Wednesday, March 30, 2016

Tragedy, Attention, and You

Here's something I wrote somewhere else back after the last attack on Paris, and I feel that it's applicable again in light of the bloody month the world has had:

By now I should really know better than to be surprised, but Salon's editorials on the Paris attack have been uniformly terrible. There are lots of reasons, some good and some bad, that our media and political classes pay more attention to deaths in France than in places like Lebanon--one of the most significant is simply that more Americans have been to Paris than to Beirut. France is an old ally, and was (is?) our sister republic. France is also deep within NATO, what is normally thought of as a safe zone, while Beirut is on the periphery, right next door to the IS. It's unfortunately not surprising that an attack there doesn't surprise anyone.

If you can't help yourself from trying to drum up a narrative of false balance, all you're doing is handing ammunition over to the bigots you think you're fighting. From their own mouths IS carefully planned and orchestrated this attack, purely to demonstrate their reach and capabilities.
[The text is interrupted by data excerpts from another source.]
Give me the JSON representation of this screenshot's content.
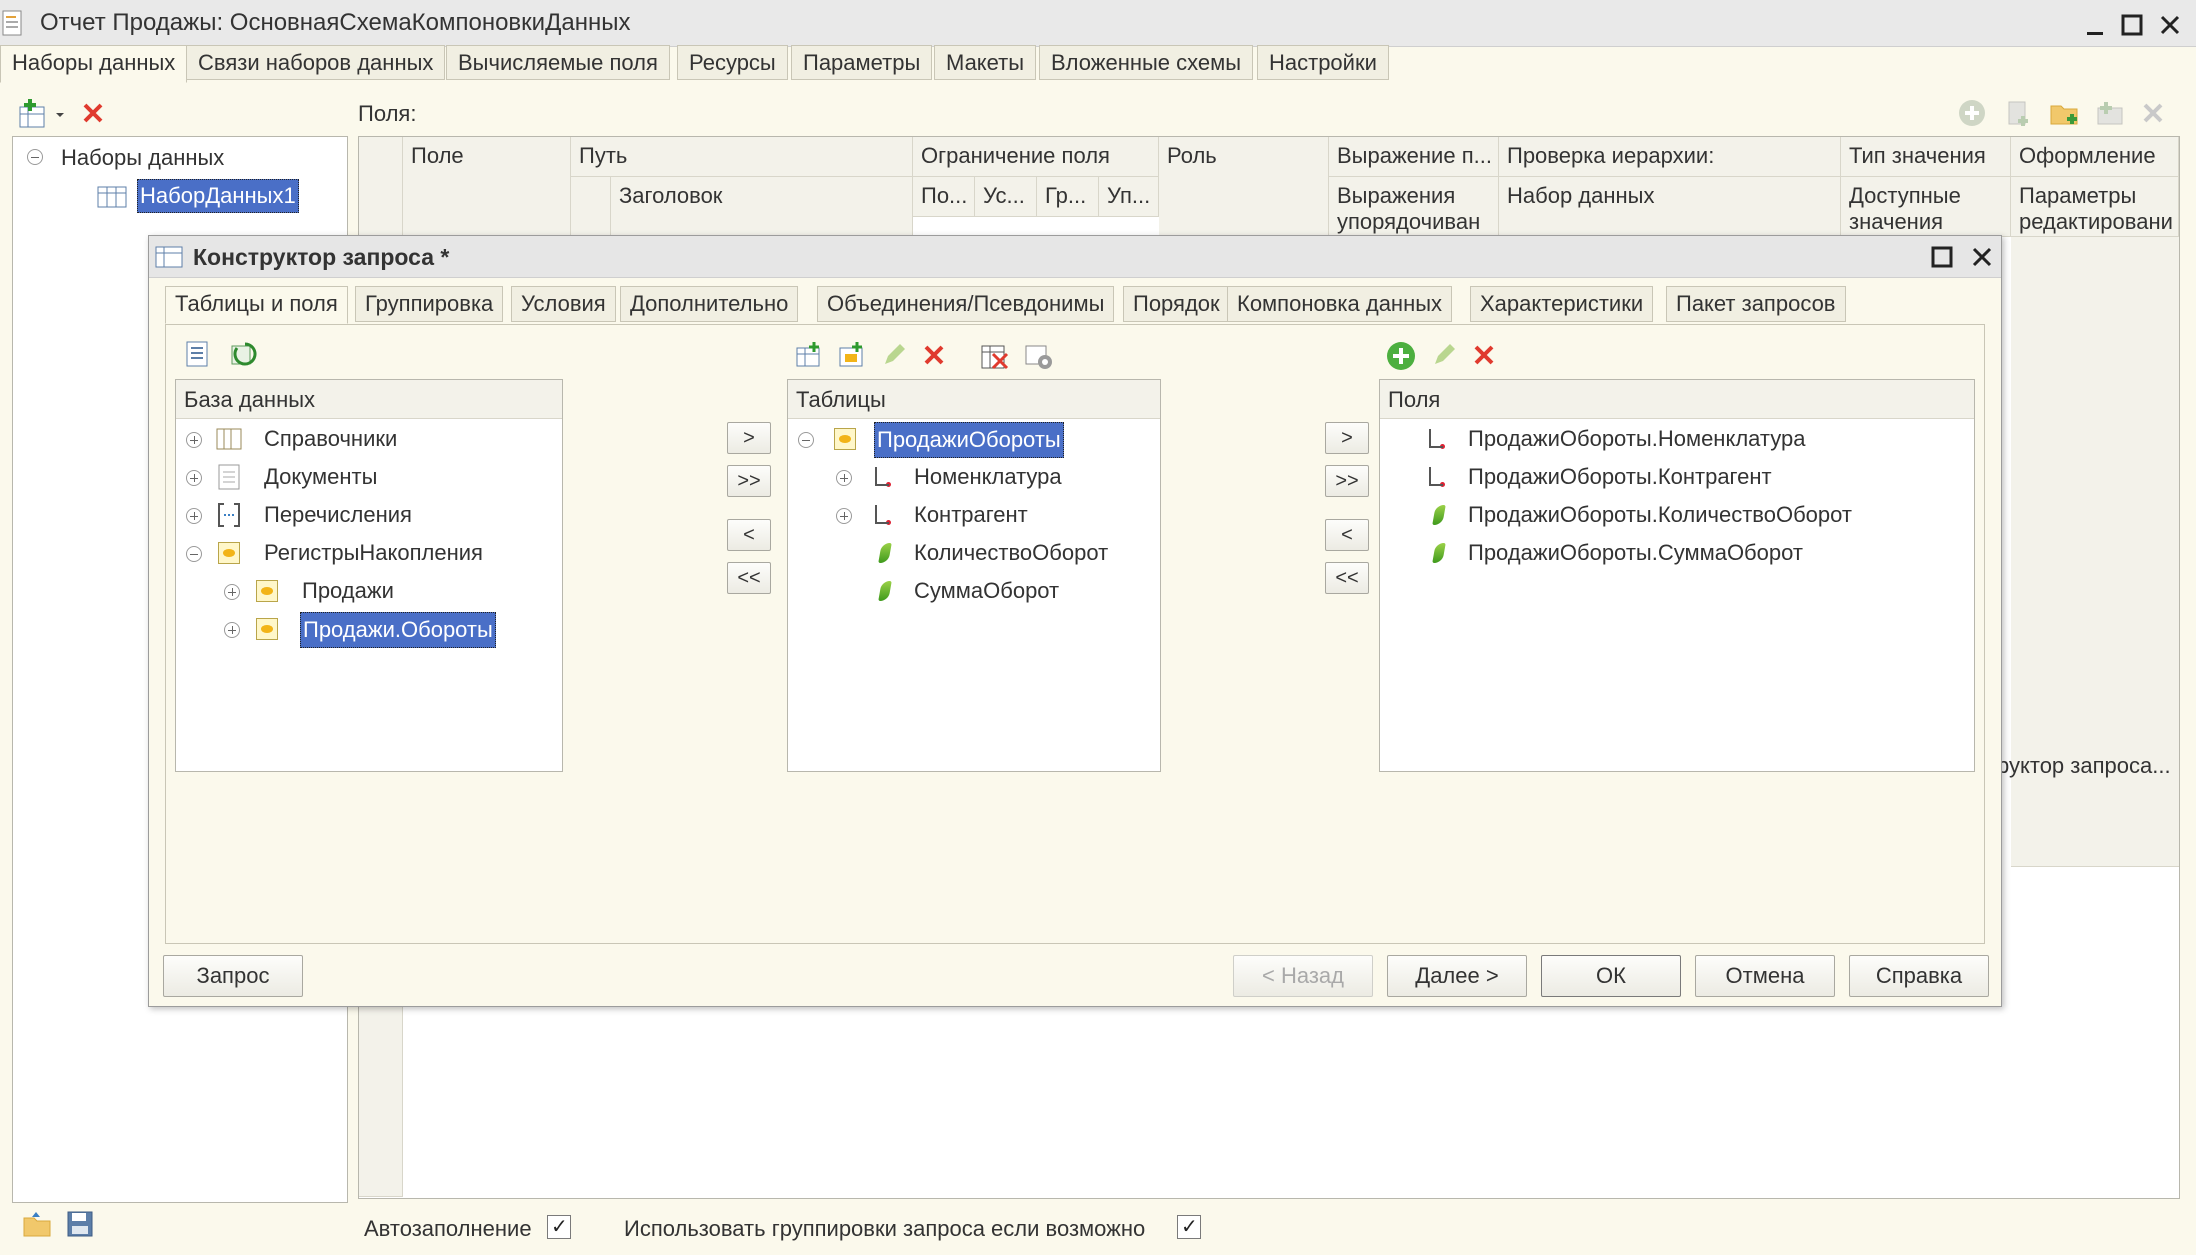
{
  "window": {
    "title": "Отчет Продажы: ОсновнаяСхемаКомпоновкиДанных"
  },
  "main_tabs": [
    {
      "label": "Наборы данных",
      "active": true
    },
    {
      "label": "Связи наборов данных"
    },
    {
      "label": "Вычисляемые поля"
    },
    {
      "label": "Ресурсы"
    },
    {
      "label": "Параметры"
    },
    {
      "label": "Макеты"
    },
    {
      "label": "Вложенные схемы"
    },
    {
      "label": "Настройки"
    }
  ],
  "left_panel": {
    "root": "Наборы данных",
    "item": "НаборДанных1"
  },
  "fields_panel": {
    "label": "Поля:",
    "columns": {
      "field": "Поле",
      "path": "Путь",
      "title": "Заголовок",
      "restriction": "Ограничение поля",
      "r1": "По...",
      "r2": "Ус...",
      "r3": "Гр...",
      "r4": "Уп...",
      "role": "Роль",
      "expr": "Выражение п...",
      "expr2": "Выражения упорядочиван",
      "hier": "Проверка иерархии:",
      "hier2": "Набор данных",
      "type": "Тип значения",
      "type2": "Доступные значения",
      "format": "Оформление",
      "format2": "Параметры редактировани"
    },
    "partial_label": "руктор запроса..."
  },
  "dialog": {
    "title": "Конструктор запроса *",
    "tabs": [
      {
        "label": "Таблицы и поля",
        "active": true
      },
      {
        "label": "Группировка"
      },
      {
        "label": "Условия"
      },
      {
        "label": "Дополнительно"
      },
      {
        "label": "Объединения/Псевдонимы"
      },
      {
        "label": "Порядок"
      },
      {
        "label": "Компоновка данных"
      },
      {
        "label": "Характеристики"
      },
      {
        "label": "Пакет запросов"
      }
    ],
    "db": {
      "header": "База данных",
      "items": [
        "Справочники",
        "Документы",
        "Перечисления",
        "РегистрыНакопления",
        "Продажи",
        "Продажи.Обороты"
      ]
    },
    "tables": {
      "header": "Таблицы",
      "root": "ПродажиОбороты",
      "items": [
        "Номенклатура",
        "Контрагент",
        "КоличествоОборот",
        "СуммаОборот"
      ]
    },
    "fields": {
      "header": "Поля",
      "items": [
        "ПродажиОбороты.Номенклатура",
        "ПродажиОбороты.Контрагент",
        "ПродажиОбороты.КоличествоОборот",
        "ПродажиОбороты.СуммаОборот"
      ]
    },
    "move": {
      "one": ">",
      "all": ">>",
      "back": "<",
      "back_all": "<<"
    },
    "buttons": {
      "query": "Запрос",
      "back": "< Назад",
      "next": "Далее >",
      "ok": "ОК",
      "cancel": "Отмена",
      "help": "Справка"
    }
  },
  "bottom": {
    "autofill": "Автозаполнение",
    "use_grouping": "Использовать группировки запроса если возможно"
  }
}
It's a tiresome and moronic whine directed at activists using the BlackLivesMatter that "All Lives Matter!", or that more blacks are killed by other black people than by the police, because both of those things are beside the point. Focusing on an injustice that strikes home to you doesn't negate or dehumanize all the other injustices that are happening at the same time. It's just being a human being to react to the things that hit home, and trying to twist every story into the same narrative is condescending and regressive, especially to the victims you'd like us to remember.

This issue is big and complicated, Salon, and your reporting and opinion pieces have so far been inexcusable. You wouldn't tolerate this sort of grand-standing by the right over the Charleston shooter, and you would be right not too. The fact that you're so wrapped up in your own leftist crusade against imperialism that you can't even separate the cause from the victims is one that you need to come to terms with, and if you can't you should fire your editorial staff and start over. Shame on you.

Substitute place-names as appropriate.